L’instrument présenté ici voit le jour au coeur de l’âge d’or de la surf music et alors que l’ère Fender pre-CBS arrivait à son paroxysme – quelques mois seulement avant que le fabricant de Fullerton ne soit racheté par le géant de l’audiovisuel en janvier 1965, marquant la fin de la manufacture à petite échelle et son entrée la grande industrie. Les Strats pre-CBS sont essentiellement caractérisées par deux éléments : leur finition Sunburst 3-tons pour laquelle Fender était enfin parvenu à maîtriser la tenue de la couleur rouge, et le manche en érable surmonté d’une touche en palissandre, en remplacement des manches entièrement en érable. On peut mettre en avant deux éléments susceptibles d’expliquer le passage de la touche en érable à celle en palissandre : d’une part, une volonté de Fender de s’aligner sur les caractéristiques des instruments de leurs concurrents, et ainsi débaucher leur clientèle en leur offrant un point de repère connu ; d’autre part, la réalisation que les vernis cellulosiques disponibles à la fin des années 50 et au début des années 60 n’offraient pas une resistance suffisante au jeu, menant souvent à l’usure du vernis et un noircissement peu flatteur du bois clair en dessous.

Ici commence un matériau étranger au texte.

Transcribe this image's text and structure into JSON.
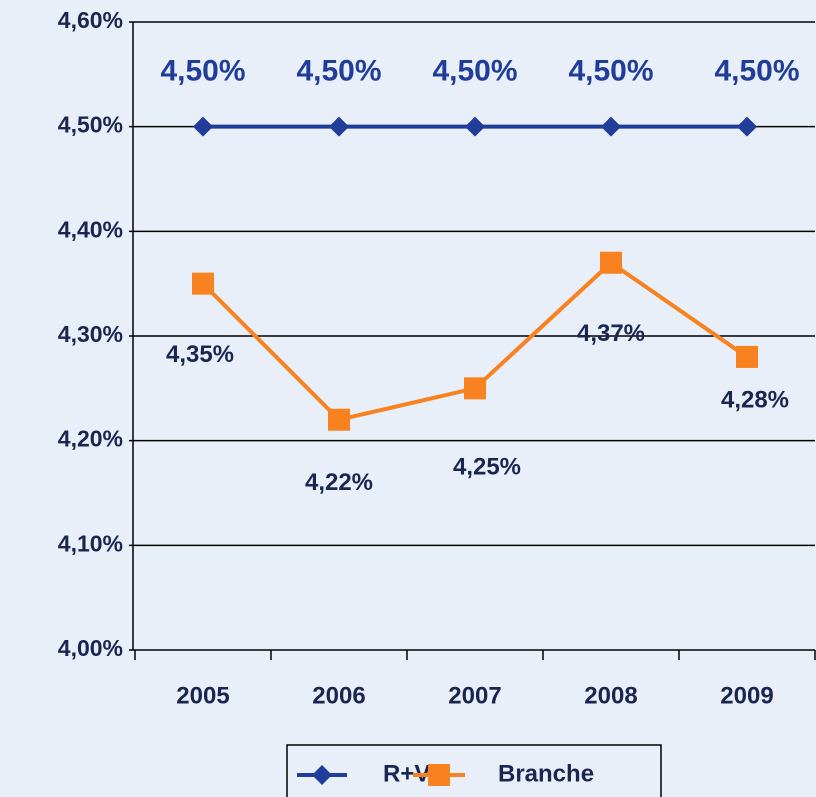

On retrouve par ailleurs le logo spaghetti – un héritage de la décennie précédente, présent sur les Stratocasters pendant encore quelques mois après la production de cette guitare avant d’être remplacé par un logo plus large dit de transition, à l’identique de celui déjà présent sur les Jaguar et Jazz Bass ; les incrustations de touche dites clay dots ; un pickguard en acétate de cellulose qu’ont la couleur a tourné au vert comme c’est fréquemment le cas avant que Fender ne les remplacent par une plaque en ABS ; un jeu de six mécaniques individuelles Kluson Deluxe. Tous ces éléments, ainsi que les trois micros simple bobinage grey bottom, le câblage en fil tissu ainsi que les potentiomètres datés à la bonne année et la capacité de tonalité sont d’origine, le manche est daté de septembre 1964. Voici donc un exemplaire pur d’une guitare mythique, que nous avons pris le soin de régler intégralement dans notre atelier avec planimétrie des frettes, confection d’un sillet de tête en os, afin d’optimiser le confort de jeu avec une action basse et une intonation juste.
Vendue dans son étui Fender white tolex d’origine, accompagnée de son certificat d’authenticité réalisé par Jérôme Casanova.